Il discorso ovviamente, a due giorni dal voto, è scivolato sui referendum: “Ci vai a votare” ho chiesto io, convinto che mi avrebbe risposto di sì.
“Ma che ci vado a fare? Tanto quelli fanno sempre quello che vogliono loro. Inutile andarci“. Risponde invece lui.
Sono stato tentato per qualche istante di cercare di convincerlo sul valore del voto, sul valore della scelta, della partecipazione, ma poi lui ha attaccato il suo pippone.
Ha parlato di vaccini che l’amico di suo cugino che è uno che le cose le sa, gli ha detto che per elaborare un vaccino ci vuole più tempo, quindi quello che ci hanno obbligato ad assumere è una schifezza che serve solo a loro. Ce ne sono morti tanti, sapessi quanti.
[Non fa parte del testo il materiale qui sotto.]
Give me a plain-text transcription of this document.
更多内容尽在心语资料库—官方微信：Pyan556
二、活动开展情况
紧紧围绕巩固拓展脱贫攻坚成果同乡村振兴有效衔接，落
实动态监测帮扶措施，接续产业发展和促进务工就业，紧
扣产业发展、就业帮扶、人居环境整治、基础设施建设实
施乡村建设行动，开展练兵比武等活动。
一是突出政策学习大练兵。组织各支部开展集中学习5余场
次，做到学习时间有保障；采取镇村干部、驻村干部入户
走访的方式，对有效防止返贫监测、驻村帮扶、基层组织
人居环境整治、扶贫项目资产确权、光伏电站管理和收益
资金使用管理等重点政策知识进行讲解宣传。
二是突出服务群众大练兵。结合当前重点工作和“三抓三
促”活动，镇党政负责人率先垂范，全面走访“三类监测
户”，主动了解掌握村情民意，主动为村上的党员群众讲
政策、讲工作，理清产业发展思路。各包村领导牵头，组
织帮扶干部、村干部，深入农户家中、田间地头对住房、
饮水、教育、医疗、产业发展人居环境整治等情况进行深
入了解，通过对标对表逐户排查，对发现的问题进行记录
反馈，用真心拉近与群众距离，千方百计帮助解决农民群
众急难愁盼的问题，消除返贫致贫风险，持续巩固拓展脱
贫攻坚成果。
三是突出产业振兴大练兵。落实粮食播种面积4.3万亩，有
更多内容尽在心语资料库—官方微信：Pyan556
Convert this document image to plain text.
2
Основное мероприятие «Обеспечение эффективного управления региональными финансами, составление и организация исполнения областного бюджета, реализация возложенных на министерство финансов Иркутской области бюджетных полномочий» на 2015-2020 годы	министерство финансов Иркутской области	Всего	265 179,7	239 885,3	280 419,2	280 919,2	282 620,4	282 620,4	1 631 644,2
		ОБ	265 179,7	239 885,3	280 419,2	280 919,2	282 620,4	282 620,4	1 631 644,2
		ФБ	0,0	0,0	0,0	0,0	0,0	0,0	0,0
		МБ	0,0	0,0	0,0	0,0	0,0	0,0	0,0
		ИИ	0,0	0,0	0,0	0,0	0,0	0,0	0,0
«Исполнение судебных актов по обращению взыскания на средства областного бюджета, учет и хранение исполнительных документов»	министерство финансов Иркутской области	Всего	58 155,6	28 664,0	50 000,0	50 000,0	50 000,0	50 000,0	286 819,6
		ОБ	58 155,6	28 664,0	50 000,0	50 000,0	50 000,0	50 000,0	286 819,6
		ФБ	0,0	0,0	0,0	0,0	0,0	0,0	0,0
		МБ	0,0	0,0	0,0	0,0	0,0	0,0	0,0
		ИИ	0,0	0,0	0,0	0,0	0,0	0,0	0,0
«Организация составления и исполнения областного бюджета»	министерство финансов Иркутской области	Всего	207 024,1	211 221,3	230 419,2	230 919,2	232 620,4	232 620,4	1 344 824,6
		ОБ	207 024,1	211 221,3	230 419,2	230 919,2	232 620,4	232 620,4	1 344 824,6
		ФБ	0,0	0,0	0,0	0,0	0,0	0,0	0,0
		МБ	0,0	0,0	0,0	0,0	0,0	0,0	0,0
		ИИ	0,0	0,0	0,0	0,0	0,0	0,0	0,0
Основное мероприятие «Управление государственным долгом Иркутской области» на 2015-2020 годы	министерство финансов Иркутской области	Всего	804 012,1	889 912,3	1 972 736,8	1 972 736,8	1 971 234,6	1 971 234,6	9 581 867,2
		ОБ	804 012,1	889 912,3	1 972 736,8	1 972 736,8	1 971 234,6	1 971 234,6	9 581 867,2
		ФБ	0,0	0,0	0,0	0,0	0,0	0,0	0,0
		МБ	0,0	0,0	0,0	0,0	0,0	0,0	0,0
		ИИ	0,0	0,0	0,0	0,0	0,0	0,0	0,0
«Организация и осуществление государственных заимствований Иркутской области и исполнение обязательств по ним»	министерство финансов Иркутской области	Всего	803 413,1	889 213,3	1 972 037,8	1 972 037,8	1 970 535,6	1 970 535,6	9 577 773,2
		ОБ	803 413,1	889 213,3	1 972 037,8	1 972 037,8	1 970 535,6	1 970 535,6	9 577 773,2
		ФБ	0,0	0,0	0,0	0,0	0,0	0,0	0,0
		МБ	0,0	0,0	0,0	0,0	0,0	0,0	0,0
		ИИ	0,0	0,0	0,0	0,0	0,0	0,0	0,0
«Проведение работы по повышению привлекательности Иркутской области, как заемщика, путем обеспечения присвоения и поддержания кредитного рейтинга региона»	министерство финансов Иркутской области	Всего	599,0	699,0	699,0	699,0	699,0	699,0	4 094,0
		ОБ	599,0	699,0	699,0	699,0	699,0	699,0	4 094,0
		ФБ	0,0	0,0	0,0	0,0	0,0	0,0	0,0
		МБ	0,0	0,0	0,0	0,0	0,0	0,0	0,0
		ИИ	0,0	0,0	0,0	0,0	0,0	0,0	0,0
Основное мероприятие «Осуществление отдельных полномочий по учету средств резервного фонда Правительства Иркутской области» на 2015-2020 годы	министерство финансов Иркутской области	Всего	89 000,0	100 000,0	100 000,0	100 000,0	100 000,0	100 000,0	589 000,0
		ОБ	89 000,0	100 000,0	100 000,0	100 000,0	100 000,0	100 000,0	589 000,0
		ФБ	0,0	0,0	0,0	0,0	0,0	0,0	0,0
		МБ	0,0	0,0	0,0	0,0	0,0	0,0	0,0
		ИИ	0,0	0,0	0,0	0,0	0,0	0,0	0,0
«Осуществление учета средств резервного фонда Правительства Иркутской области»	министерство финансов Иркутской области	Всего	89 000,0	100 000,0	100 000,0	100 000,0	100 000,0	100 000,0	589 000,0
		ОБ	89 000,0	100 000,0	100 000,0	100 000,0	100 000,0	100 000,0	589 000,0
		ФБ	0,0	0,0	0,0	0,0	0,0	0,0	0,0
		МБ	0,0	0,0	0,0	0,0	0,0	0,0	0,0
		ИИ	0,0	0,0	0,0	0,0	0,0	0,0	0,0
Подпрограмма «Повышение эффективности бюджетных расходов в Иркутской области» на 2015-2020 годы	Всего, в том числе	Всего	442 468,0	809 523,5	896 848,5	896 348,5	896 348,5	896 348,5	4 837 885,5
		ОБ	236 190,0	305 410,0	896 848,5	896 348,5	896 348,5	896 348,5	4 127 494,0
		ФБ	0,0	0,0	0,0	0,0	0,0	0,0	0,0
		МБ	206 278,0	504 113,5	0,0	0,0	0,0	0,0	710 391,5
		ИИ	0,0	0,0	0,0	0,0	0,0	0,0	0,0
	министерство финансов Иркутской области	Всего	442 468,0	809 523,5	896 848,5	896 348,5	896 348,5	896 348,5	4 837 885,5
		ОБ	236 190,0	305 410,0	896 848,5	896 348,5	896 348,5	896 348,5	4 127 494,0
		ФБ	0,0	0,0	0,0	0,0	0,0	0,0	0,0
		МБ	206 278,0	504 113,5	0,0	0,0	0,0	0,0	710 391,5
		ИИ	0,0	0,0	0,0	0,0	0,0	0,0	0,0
Poi il discorso è andato sulle scie chimiche, sulle mascherine, sul non ce lo dicono, ma io lo so perché me l’ha detto un amico che lo sa.
A questo punto mi sono chiesto se valeva la pena spingerlo ad andare al voto.
Quindi mi domando: meglio avere un voto consapevole anche se non è quello che avrei votato io, oppure tutto fa brodo?
Non ho cercato di convincerlo.
Meglio un voto di valore secondo me.
Almeno oggi, mentre vado a piedi al seggio per votare, la penso così.